The massacre involved a group of about 300 Sioux who had left their reservation because they feared conflict—they didn’t want to fight at all. But the Army looked at this group men, women, and children and saw their own hearts; they saw aggression and belligerence, where there was none. The band of Sioux that had left their reservation because they wanted to avoid conflict was transported by the Army to Wounded Knee Creek. Once there, the Army demanded that the Sioux give up all of their weapons. There are different accounts of what happened next, but universally it is accepted that a shot rang out—and then everything just fell apart. One trusted account says that an old Lakota native, who was deaf, had paid a lot of money for his gun and didn’t want to surrender it. The Sioux tried to explain that he couldn’t hear the orders, and when his gun discharged, a few young Lakota men fired their weapons. The Army returned fire indiscriminately after that. Open fire lasted for a long time while unarmed Sioux men, women, and children tried to get away. Some Army officers tried to get everything back under control, but many soldiers killed in cold blood, using their horses to chase down women and children who were fleeing or trying to surrender. The numbers of those who tragically lost their lives on this day varies a great deal, from 150 to 300 or more, but the main thing to remember is the wrongness of the whole affair and to really understand that fear and ignorance are two of humanity’s worst vices. We should never let either rule our hearts.

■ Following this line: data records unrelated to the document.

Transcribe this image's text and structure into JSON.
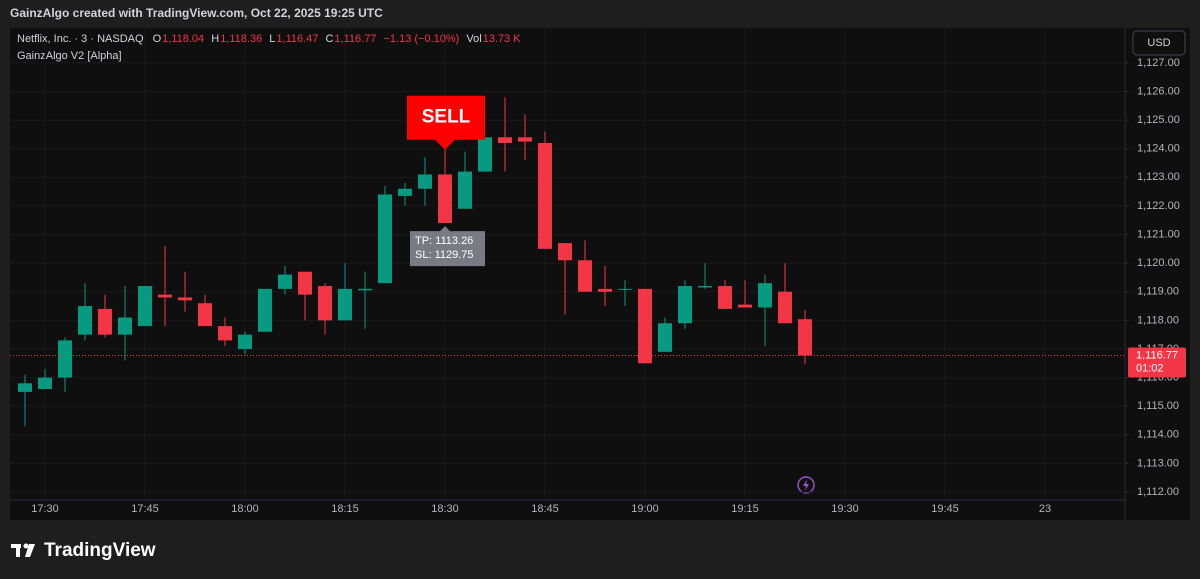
{
  "chart_data": {
    "type": "candlestick",
    "title": "GainzAlgo created with TradingView.com, Oct 22, 2025 19:25 UTC",
    "legend": {
      "symbol": "Netflix, Inc. · 3 · NASDAQ",
      "o_key": "O",
      "o": "1,118.04",
      "h_key": "H",
      "h": "1,118.36",
      "l_key": "L",
      "l": "1,116.47",
      "c_key": "C",
      "c": "1,116.77",
      "change": "−1.13 (−0.10%)",
      "vol_key": "Vol",
      "vol": "13.73 K"
    },
    "indicator": "GainzAlgo V2 [Alpha]",
    "currency": "USD",
    "brand": "TradingView",
    "up_color": "#089981",
    "down_color": "#f23645",
    "categories": [
      null,
      "17:30",
      null,
      null,
      null,
      null,
      "17:45",
      null,
      null,
      null,
      null,
      "18:00",
      null,
      null,
      null,
      null,
      "18:15",
      null,
      null,
      null,
      null,
      "18:30",
      null,
      null,
      null,
      null,
      "18:45",
      null,
      null,
      null,
      null,
      "19:00",
      null,
      null,
      null,
      null,
      "19:15",
      null,
      null,
      null,
      null,
      "19:30",
      null,
      null,
      null,
      null,
      "19:45",
      null,
      null,
      null,
      null,
      "23"
    ],
    "open": [
      1115.5,
      1115.6,
      1116.0,
      1117.5,
      1118.4,
      1117.5,
      1117.8,
      1118.9,
      1118.8,
      1118.6,
      1117.8,
      1117.0,
      1117.6,
      1119.1,
      1119.7,
      1119.2,
      1118.0,
      1119.05,
      1119.3,
      1122.35,
      1122.6,
      1123.1,
      1121.9,
      1123.2,
      1124.4,
      1124.4,
      1124.2,
      1120.7,
      1120.1,
      1119.1,
      1119.1,
      1119.1,
      1116.9,
      1117.9,
      1119.15,
      1119.2,
      1118.55,
      1118.45,
      1119.0,
      1118.04,
      null,
      null,
      null,
      null,
      null,
      null,
      null,
      null,
      null,
      null,
      null,
      null
    ],
    "high": [
      1116.1,
      1116.3,
      1117.4,
      1119.3,
      1118.9,
      1119.2,
      1119.2,
      1120.6,
      1119.7,
      1118.9,
      1118.1,
      1117.6,
      1119.1,
      1119.9,
      1119.7,
      1119.3,
      1120.0,
      1119.7,
      1122.7,
      1122.8,
      1123.7,
      1124.0,
      1123.9,
      1124.4,
      1125.8,
      1125.2,
      1124.6,
      1120.7,
      1120.8,
      1119.9,
      1119.4,
      1119.1,
      1118.1,
      1119.4,
      1120.0,
      1119.4,
      1119.4,
      1119.6,
      1120.0,
      1118.36,
      null,
      null,
      null,
      null,
      null,
      null,
      null,
      null,
      null,
      null,
      null,
      null
    ],
    "low": [
      1114.3,
      1115.6,
      1115.5,
      1117.3,
      1117.4,
      1116.6,
      1117.8,
      1117.8,
      1118.3,
      1117.8,
      1117.1,
      1116.8,
      1117.6,
      1118.9,
      1118.0,
      1117.5,
      1118.0,
      1117.7,
      1119.3,
      1122.0,
      1122.0,
      1121.4,
      1121.9,
      1123.2,
      1123.2,
      1123.6,
      1120.5,
      1118.2,
      1119.0,
      1118.5,
      1118.5,
      1116.5,
      1116.9,
      1117.7,
      1119.1,
      1118.4,
      1118.45,
      1117.1,
      1117.9,
      1116.47,
      null,
      null,
      null,
      null,
      null,
      null,
      null,
      null,
      null,
      null,
      null,
      null
    ],
    "close": [
      1115.8,
      1116.0,
      1117.3,
      1118.5,
      1117.5,
      1118.1,
      1119.2,
      1118.8,
      1118.7,
      1117.8,
      1117.3,
      1117.5,
      1119.1,
      1119.6,
      1118.9,
      1118.0,
      1119.1,
      1119.1,
      1122.4,
      1122.6,
      1123.1,
      1121.4,
      1123.2,
      1124.4,
      1124.2,
      1124.25,
      1120.5,
      1120.1,
      1119.0,
      1119.0,
      1119.1,
      1116.5,
      1117.9,
      1119.2,
      1119.2,
      1118.4,
      1118.45,
      1119.3,
      1117.9,
      1116.77,
      null,
      null,
      null,
      null,
      null,
      null,
      null,
      null,
      null,
      null,
      null,
      null
    ],
    "ylim": [
      1111.72,
      1128.22
    ],
    "yticks": [
      {
        "value": 1112,
        "label": "1,112.00"
      },
      {
        "value": 1113,
        "label": "1,113.00"
      },
      {
        "value": 1114,
        "label": "1,114.00"
      },
      {
        "value": 1115,
        "label": "1,115.00"
      },
      {
        "value": 1116,
        "label": "1,116.00"
      },
      {
        "value": 1117,
        "label": "1,117.00"
      },
      {
        "value": 1118,
        "label": "1,118.00"
      },
      {
        "value": 1119,
        "label": "1,119.00"
      },
      {
        "value": 1120,
        "label": "1,120.00"
      },
      {
        "value": 1121,
        "label": "1,121.00"
      },
      {
        "value": 1122,
        "label": "1,122.00"
      },
      {
        "value": 1123,
        "label": "1,123.00"
      },
      {
        "value": 1124,
        "label": "1,124.00"
      },
      {
        "value": 1125,
        "label": "1,125.00"
      },
      {
        "value": 1126,
        "label": "1,126.00"
      },
      {
        "value": 1127,
        "label": "1,127.00"
      }
    ],
    "grid": true,
    "last_price": {
      "value": 1116.77,
      "label": "1,116.77"
    },
    "countdown": "01:02",
    "signal": {
      "index": 21,
      "label": "SELL",
      "tp": "TP: 1113.26",
      "sl": "SL: 1129.75"
    }
  }
}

I also think it’s important to understand that the men in the Army who were called to intercede with the Sioux in South Dakota, they were, in a large part, what was left of the 7th Cavalry. There’s a great deal of significance to this, because it means that many of them would have been in the Battle of Little Bighorn, what most know as Custer’s Last Stand, a famous battle between Army forces and the Sioux, where the Sioux ultimately devastated the Army’s forces.